Ao longo de 10 episódios acompanhamos os desastres de Sheila e Joel, a amizade inusitada com o filho da vizinha, o adolescente apaixonado por Abby, único que sabe o que tem no freezer da família Hammond – e uma enciclopédia no quesito zumbis. Com um toque “Dexter” (2006-2013), chantagens e o dilema: o que daremos para Sheila jantar, contamos com a participação especial de Castle, ops, Nathan Fillion, que tem um destino bem diferente do escritor… Bem mesmo.

Bom, lá em cima citamos que Sheila era certinha, certo? Pois após morrer e voltar como comedora de gente a coisa muda de figura. Explorando o comportamento humano e o morto-vivo, com teorias sobre o id,  ser governado pelas vontades, impulsividade e nem aí para as consequências, Santa Clarita Diet é quase que um experimento sobre a natureza humana, o capitalismo, como nós reagimos a situações novas com o viés zumbi. E muita comédia. Que não funciona em vários momentos.

Fazer uma maratona de Santa Clarita Diet tem que ter paciência para as situações absurdas em tela, estômago para uma Barrymore comendo pedaços de pessoas a torto e a direito (se é um fã de filmes de zumbis talvez não seja tão nojento), um Olyphant de olhos arregalados e quase surtando e a busca para uma possível cura.
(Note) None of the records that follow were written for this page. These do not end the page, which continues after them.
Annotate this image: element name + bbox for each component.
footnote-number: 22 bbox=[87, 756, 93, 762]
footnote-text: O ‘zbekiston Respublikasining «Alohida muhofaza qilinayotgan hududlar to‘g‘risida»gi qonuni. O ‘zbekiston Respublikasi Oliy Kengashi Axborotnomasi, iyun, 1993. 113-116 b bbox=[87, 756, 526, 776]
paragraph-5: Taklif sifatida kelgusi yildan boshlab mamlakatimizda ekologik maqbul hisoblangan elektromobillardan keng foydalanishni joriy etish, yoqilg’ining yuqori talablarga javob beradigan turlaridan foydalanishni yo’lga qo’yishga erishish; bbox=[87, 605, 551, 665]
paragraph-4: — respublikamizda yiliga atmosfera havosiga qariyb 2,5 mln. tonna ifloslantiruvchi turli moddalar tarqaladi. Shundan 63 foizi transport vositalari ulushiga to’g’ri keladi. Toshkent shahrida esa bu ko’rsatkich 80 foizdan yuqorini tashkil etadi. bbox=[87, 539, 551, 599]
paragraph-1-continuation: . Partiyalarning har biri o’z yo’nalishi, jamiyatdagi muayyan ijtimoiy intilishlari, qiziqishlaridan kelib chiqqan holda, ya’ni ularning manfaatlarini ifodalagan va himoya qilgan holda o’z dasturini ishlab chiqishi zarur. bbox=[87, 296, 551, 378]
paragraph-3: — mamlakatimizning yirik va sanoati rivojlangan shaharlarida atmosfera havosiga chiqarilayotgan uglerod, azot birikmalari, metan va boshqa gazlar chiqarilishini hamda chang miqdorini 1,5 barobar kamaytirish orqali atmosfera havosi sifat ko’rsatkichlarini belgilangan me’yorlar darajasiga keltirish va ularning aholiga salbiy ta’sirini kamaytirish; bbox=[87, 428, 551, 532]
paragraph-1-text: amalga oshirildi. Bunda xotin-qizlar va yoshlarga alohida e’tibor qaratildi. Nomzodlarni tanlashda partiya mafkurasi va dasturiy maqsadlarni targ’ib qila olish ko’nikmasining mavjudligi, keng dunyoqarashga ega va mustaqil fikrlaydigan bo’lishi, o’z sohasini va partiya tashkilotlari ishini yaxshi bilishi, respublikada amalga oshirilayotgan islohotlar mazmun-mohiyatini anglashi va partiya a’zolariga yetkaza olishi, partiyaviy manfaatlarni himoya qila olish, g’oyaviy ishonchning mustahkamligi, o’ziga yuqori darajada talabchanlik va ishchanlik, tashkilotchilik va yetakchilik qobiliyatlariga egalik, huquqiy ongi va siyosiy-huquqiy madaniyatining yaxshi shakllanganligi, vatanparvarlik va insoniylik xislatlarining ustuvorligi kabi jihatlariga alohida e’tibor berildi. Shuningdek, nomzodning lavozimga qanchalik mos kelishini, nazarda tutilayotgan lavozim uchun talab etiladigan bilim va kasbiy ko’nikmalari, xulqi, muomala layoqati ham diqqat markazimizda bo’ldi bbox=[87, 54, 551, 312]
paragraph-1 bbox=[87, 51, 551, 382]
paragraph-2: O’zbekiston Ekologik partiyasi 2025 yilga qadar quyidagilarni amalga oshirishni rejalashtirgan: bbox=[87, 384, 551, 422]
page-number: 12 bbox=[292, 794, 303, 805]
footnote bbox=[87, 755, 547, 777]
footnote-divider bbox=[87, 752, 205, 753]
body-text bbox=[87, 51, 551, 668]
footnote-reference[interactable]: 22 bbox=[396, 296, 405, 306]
A série não tem tanto fôlego para durar 10 episódios, podia ser menos, já que o final da temporada fica um pouco apressado e sem uma conclusão satisfatória. Uma edição e alguns cortes para dar mais dinâmica seria ótimo.

Mais para o final descobrimos que Sheila não é a primeira zumbi em solo americano (e isso é tratado como um daqueles documentários sensacionalistas da década de 60/70, com efeitos exagerados, narração dramática e experimentos meio The Rocky Horror Picture Show – na tentativa de “zoar” e “homenagear” o gênero. E funciona, fica bacana) e a forma como esse problema é encarado é bem estapafúrdio, relembrando o começo desta crítica: e se não víssemos o “zumbisismo” como uma pane geral? Ou melhor: será que é assim que o apocalipse começaria, antes do mundo dar tilti e mudar o cenário para TWD? Zumbis vendendo casas normalmente, com uma libido mais acentuada, criando os filhos, dando conselhos para as vizinhas, enquanto na calada da noite mata pessoas para sobreviver?

Quer saber mais sobre Santa Clarita Diet? Já para a Netflix assistir essa comédia da vida normal americana, com algumas tiradas mórbidas e uma quantidade palatar de sangue e vísceras!